The upgrade rate is significantly higher when ADH involves at least three foci. Surgical excision is recommended even when ADH involves fewer than three foci and all mammographic calcifications have been removed, because the upgrade rate is 12%.

摘要

目的

确定在立体定向 9 或 11 号活检针真空辅助乳腺活检(VABB)后,若所有钙化灶均被清除,且仅有 3 个以下不典型导管增生(ADH)病灶的患者,其恶性肿瘤升级率是否足够低,从而可以避免手术切除。

材料与方法

本研究为回顾性分析,经机构审查委员会批准并符合 HIPAA 规定,对 65 个月内连续进行的 9 或 11 号立体定向 VABB 共 991 例患者的资料进行分析,其中 147 例患者存在不典型病变。由同一名病理学家对评估钙化灶的检查结果进行盲法审核,并对 101 例经随后手术切除而被证实为 ADH 的患者进行确认。

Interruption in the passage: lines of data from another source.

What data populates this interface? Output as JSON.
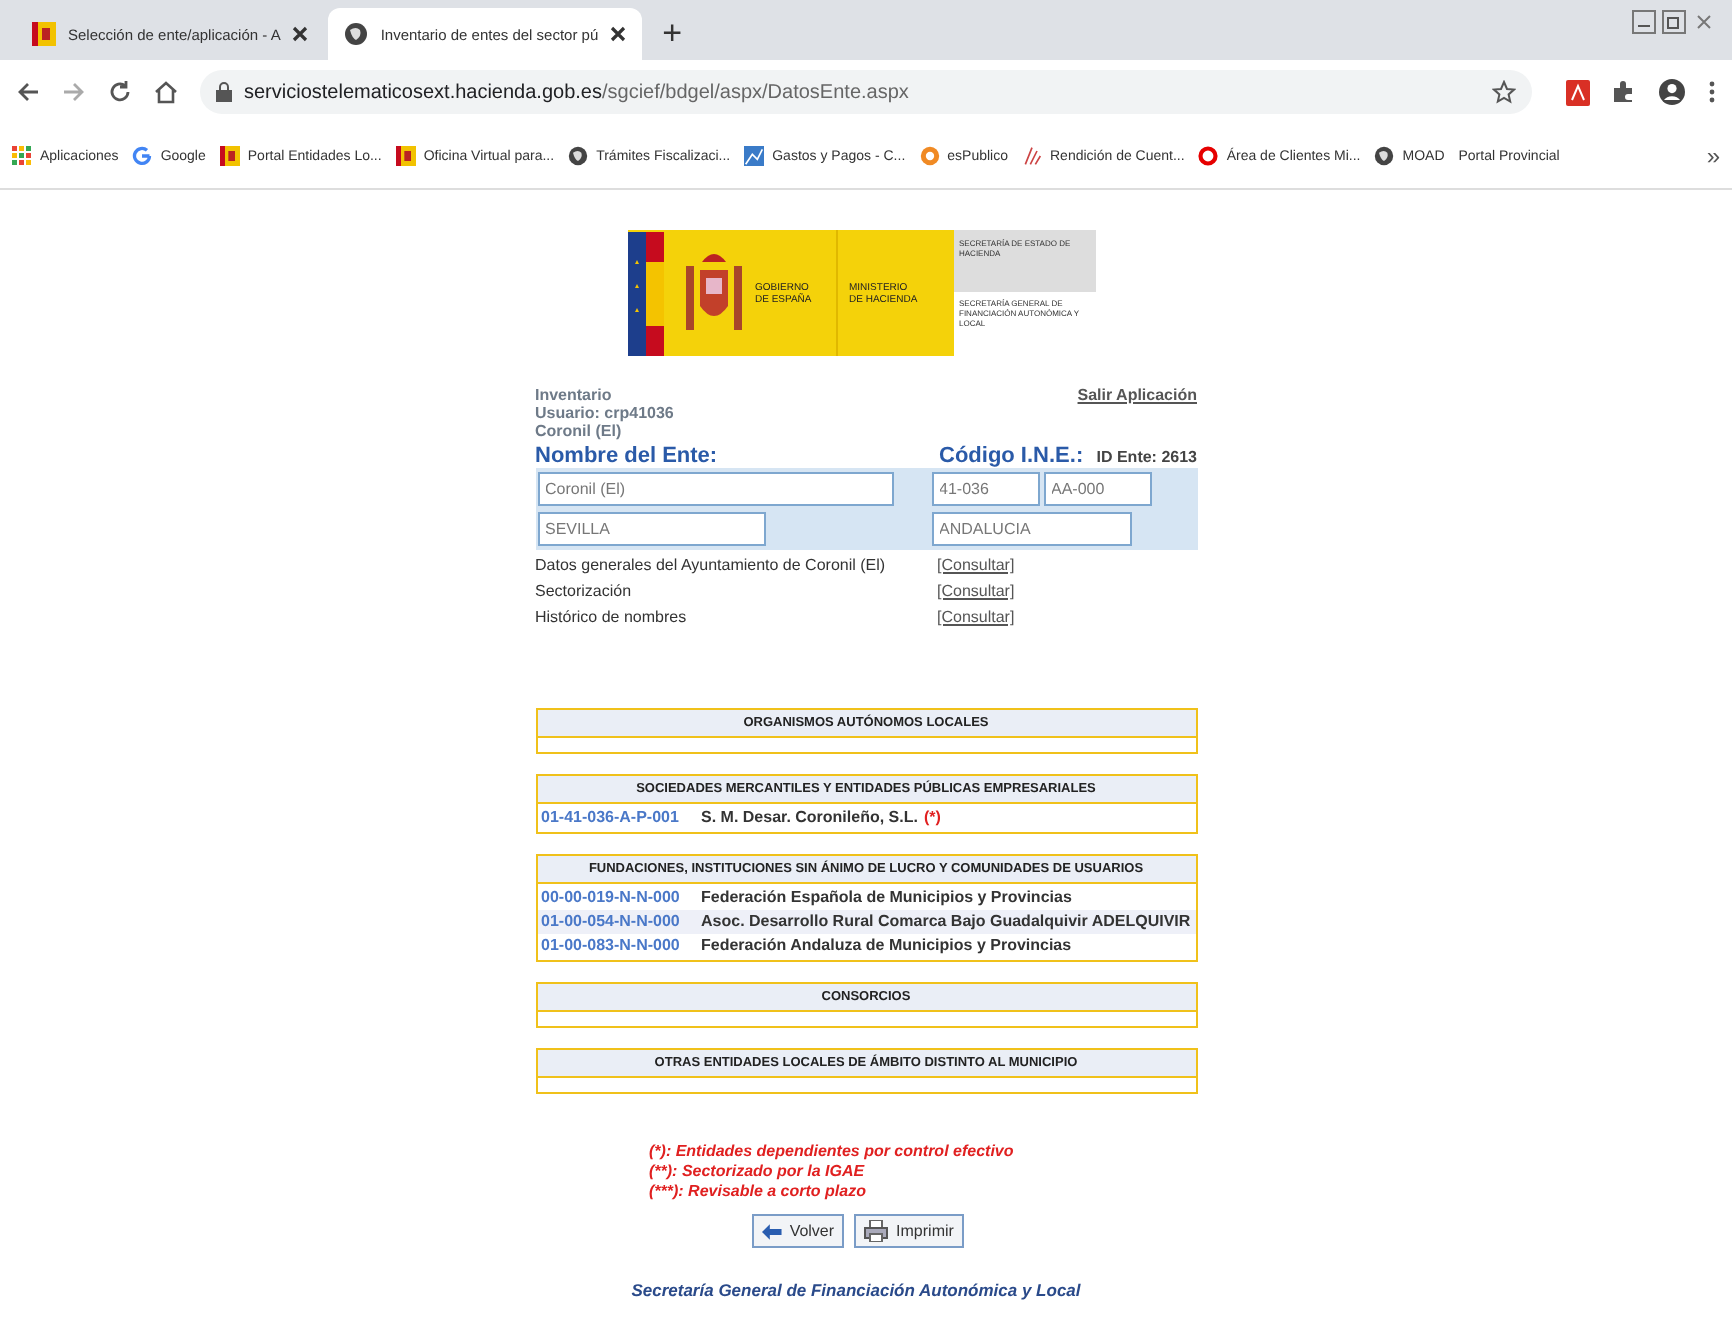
{
  "browser": {
    "tabs": [
      {
        "title": "Selección de ente/aplicación - A",
        "kind": "flag",
        "selected": false
      },
      {
        "title": "Inventario de entes del sector pú",
        "kind": "globe",
        "selected": true
      }
    ],
    "new_tab": "+",
    "url_host": "serviciostelematicosext.hacienda.gob.es",
    "url_path": "/sgcief/bdgel/aspx/DatosEnte.aspx",
    "bookmarks": [
      {
        "label": "Aplicaciones",
        "kind": "apps"
      },
      {
        "label": "Google",
        "kind": "google"
      },
      {
        "label": "Portal Entidades Lo...",
        "kind": "flag"
      },
      {
        "label": "Oficina Virtual para...",
        "kind": "flag"
      },
      {
        "label": "Trámites Fiscalizaci...",
        "kind": "globe"
      },
      {
        "label": "Gastos y Pagos - C...",
        "kind": "chart"
      },
      {
        "label": "esPublico",
        "kind": "orange"
      },
      {
        "label": "Rendición de Cuent...",
        "kind": "rc"
      },
      {
        "label": "Área de Clientes Mi...",
        "kind": "ring"
      },
      {
        "label": "MOAD",
        "kind": "globe"
      },
      {
        "label": "Portal Provincial",
        "kind": "none"
      }
    ],
    "more": "»"
  },
  "logo": {
    "left_top": "GOBIERNO",
    "left_bottom": "DE ESPAÑA",
    "mid_top": "MINISTERIO",
    "mid_bottom": "DE HACIENDA",
    "right_top": "SECRETARÍA DE ESTADO DE HACIENDA",
    "right_bottom": "SECRETARÍA GENERAL DE FINANCIACIÓN AUTONÓMICA Y LOCAL"
  },
  "header": {
    "app": "Inventario",
    "user": "Usuario: crp41036",
    "entity": "Coronil (El)",
    "logout": "Salir Aplicación"
  },
  "entity": {
    "name_label": "Nombre del Ente:",
    "code_label": "Código I.N.E.:",
    "id": "ID Ente: 2613",
    "name": "Coronil (El)",
    "code": "41-036",
    "code2": "AA-000",
    "province": "SEVILLA",
    "region": "ANDALUCIA"
  },
  "links": [
    {
      "label": "Datos generales del Ayuntamiento de Coronil (El)",
      "action": "[Consultar]"
    },
    {
      "label": "Sectorización",
      "action": "[Consultar]"
    },
    {
      "label": "Histórico de nombres",
      "action": "[Consultar]"
    }
  ],
  "sections": [
    {
      "title": "ORGANISMOS AUTÓNOMOS LOCALES"
    },
    {
      "title": "SOCIEDADES MERCANTILES Y ENTIDADES PÚBLICAS EMPRESARIALES",
      "rows": [
        {
          "code": "01-41-036-A-P-001",
          "name": "S. M. Desar. Coronileño, S.L.",
          "note": "(*)",
          "highlighted": false
        }
      ]
    },
    {
      "title": "FUNDACIONES, INSTITUCIONES SIN ÁNIMO DE LUCRO Y COMUNIDADES DE USUARIOS",
      "rows": [
        {
          "code": "00-00-019-N-N-000",
          "name": "Federación Española de Municipios y Provincias",
          "highlighted": false
        },
        {
          "code": "01-00-054-N-N-000",
          "name": "Asoc. Desarrollo Rural Comarca Bajo Guadalquivir ADELQUIVIR",
          "highlighted": true
        },
        {
          "code": "01-00-083-N-N-000",
          "name": "Federación Andaluza de Municipios y Provincias",
          "highlighted": false
        }
      ]
    },
    {
      "title": "CONSORCIOS"
    },
    {
      "title": "OTRAS ENTIDADES LOCALES DE ÁMBITO DISTINTO AL MUNICIPIO"
    }
  ],
  "notes": [
    "(*): Entidades dependientes por control efectivo",
    "(**): Sectorizado por la IGAE",
    "(***): Revisable a corto plazo"
  ],
  "buttons": [
    {
      "label": "Volver",
      "kind": "back"
    },
    {
      "label": "Imprimir",
      "kind": "print"
    }
  ],
  "footer": "Secretaría General de Financiación Autonómica y Local"
}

每个包含 ADH 的大导管或终末导管小叶单位被视为一个病灶并进行计数。对活检后的乳腺 X 线片进行评估,以确定是否所有钙化灶均被清除。从切除活检病理报告中确定恶性肿瘤升级情况。通过 χ²检验计算并比较病灶数量和钙化灶残留情况与恶性肿瘤升级率的关系。

结果

101 例患者中,20 例(19.8%)发生恶性肿瘤升级。3 个或 3 个以上 ADH 病灶(53 例,15 例[28%])的升级率明显高于 3 个以下病灶(48 例,5 例[10%])(P =.02)。无论所有乳腺 X 线片上的钙化灶是否被清除(41 例,7 例[17%])或是否全部清除(45 例,9 例[20%]),其升级率相似(P =.77)。在 3 个 ADH 病灶以下且所有钙化灶被清除的 17 例患者中,有 2 例(12%)发生恶性肿瘤升级。

结论

当 ADH 至少涉及 3 个病灶时,其升级率明显更高。即使 ADH 病灶少于 3 个且所有乳腺 X 线片上的钙化灶已被清除,仍建议进行手术切除,因为升级率为 12%。